Sacramento's public art collection began to grow after the passage of a 1979 city ordinance, which the county later adopted, requiring developers to spend 2 percent of their construction costs on art.
When the city expanded the Convention Center in the mid-1990s to attract large conventions, its $80 million investment included $1 million for art. Both the Sheraton Grand and Hyatt Regency, privately built hotels, had generous art budgets for their projects as well.
The inaugural Second Saturday public art tour focuses on three main mini- galleries: the Convention Center and its eclectic collection, the Sheraton's "classy" art, and the "useful" art incorporated into the architecture at the Hyatt.
The walking tour covers a short distance along 13th Street between J and L streets, with a stop at the multicultural sculpture garden between the Convention Center and the Community Center Theater.
Here is a sampling of public art to be featured during Saturday's tour.

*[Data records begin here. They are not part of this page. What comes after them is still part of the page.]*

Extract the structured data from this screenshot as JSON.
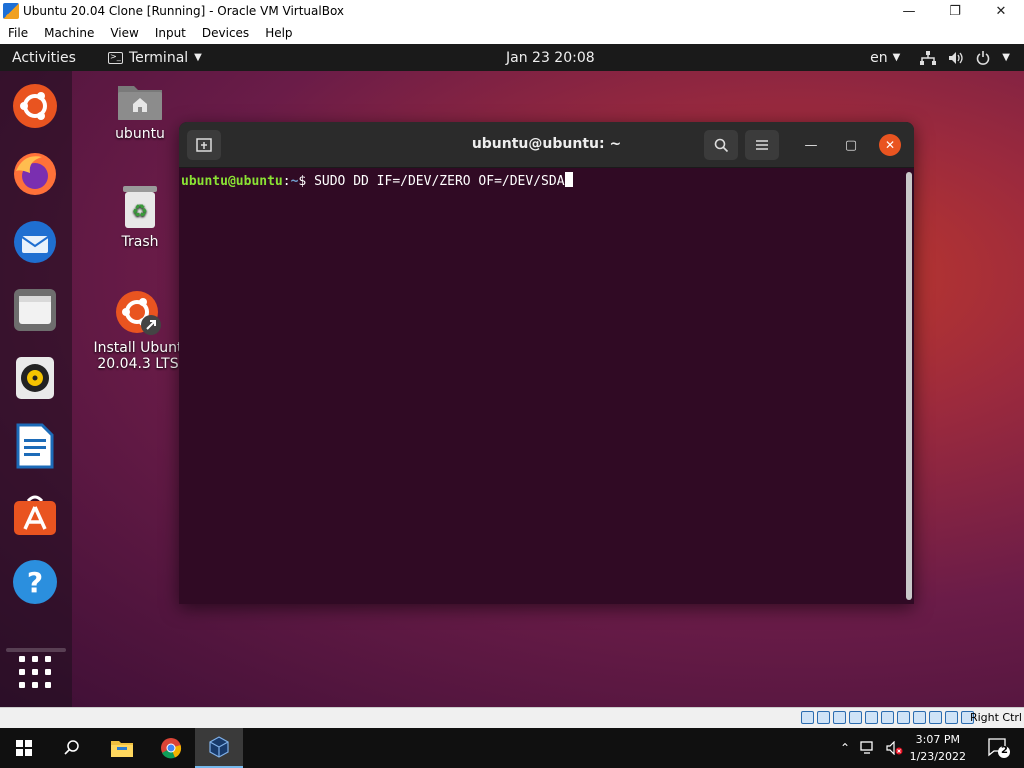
{
  "vbox": {
    "title": "Ubuntu 20.04 Clone [Running] - Oracle VM VirtualBox",
    "menu": [
      "File",
      "Machine",
      "View",
      "Input",
      "Devices",
      "Help"
    ],
    "host_key": "Right Ctrl"
  },
  "gnome": {
    "activities": "Activities",
    "app_menu": "Terminal",
    "clock": "Jan 23  20:08",
    "lang": "en"
  },
  "desktop": {
    "home_label": "ubuntu",
    "trash_label": "Trash",
    "install_label_1": "Install Ubunt",
    "install_label_2": "20.04.3 LTS"
  },
  "terminal": {
    "title": "ubuntu@ubuntu: ~",
    "prompt_user": "ubuntu@ubuntu",
    "prompt_sep": ":",
    "prompt_path": "~",
    "prompt_symbol": "$ ",
    "command": "SUDO DD IF=/DEV/ZERO OF=/DEV/SDA"
  },
  "taskbar": {
    "time": "3:07 PM",
    "date": "1/23/2022",
    "notifications": "2"
  },
  "colors": {
    "ubuntu_orange": "#e95420",
    "prompt_green": "#8ae234",
    "prompt_blue": "#729fcf",
    "terminal_bg": "#300a24"
  }
}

Hyatt Regency: Fred Dalkey's 10 paintings of quintessential Sacramento scenes, Stephanie Taylor's mural "Capitol Park," David Rible's sandblasted glass sculptures, and Michael Riegel's plentiful wrought-iron railings and gates.
Sheraton Grand: Jennifer Bartlett's 60-foot-long multimedia mural "Neighborhood," Robert Brady's sculpture "Winged Figure," Julia Couzens' paintings "Trace Elements," Viola Frey's ceramic mural "The Market Place" and William Wiley's entertaining oil-and-graphite on canvas called "Sacramento California Celebrates Its Colors."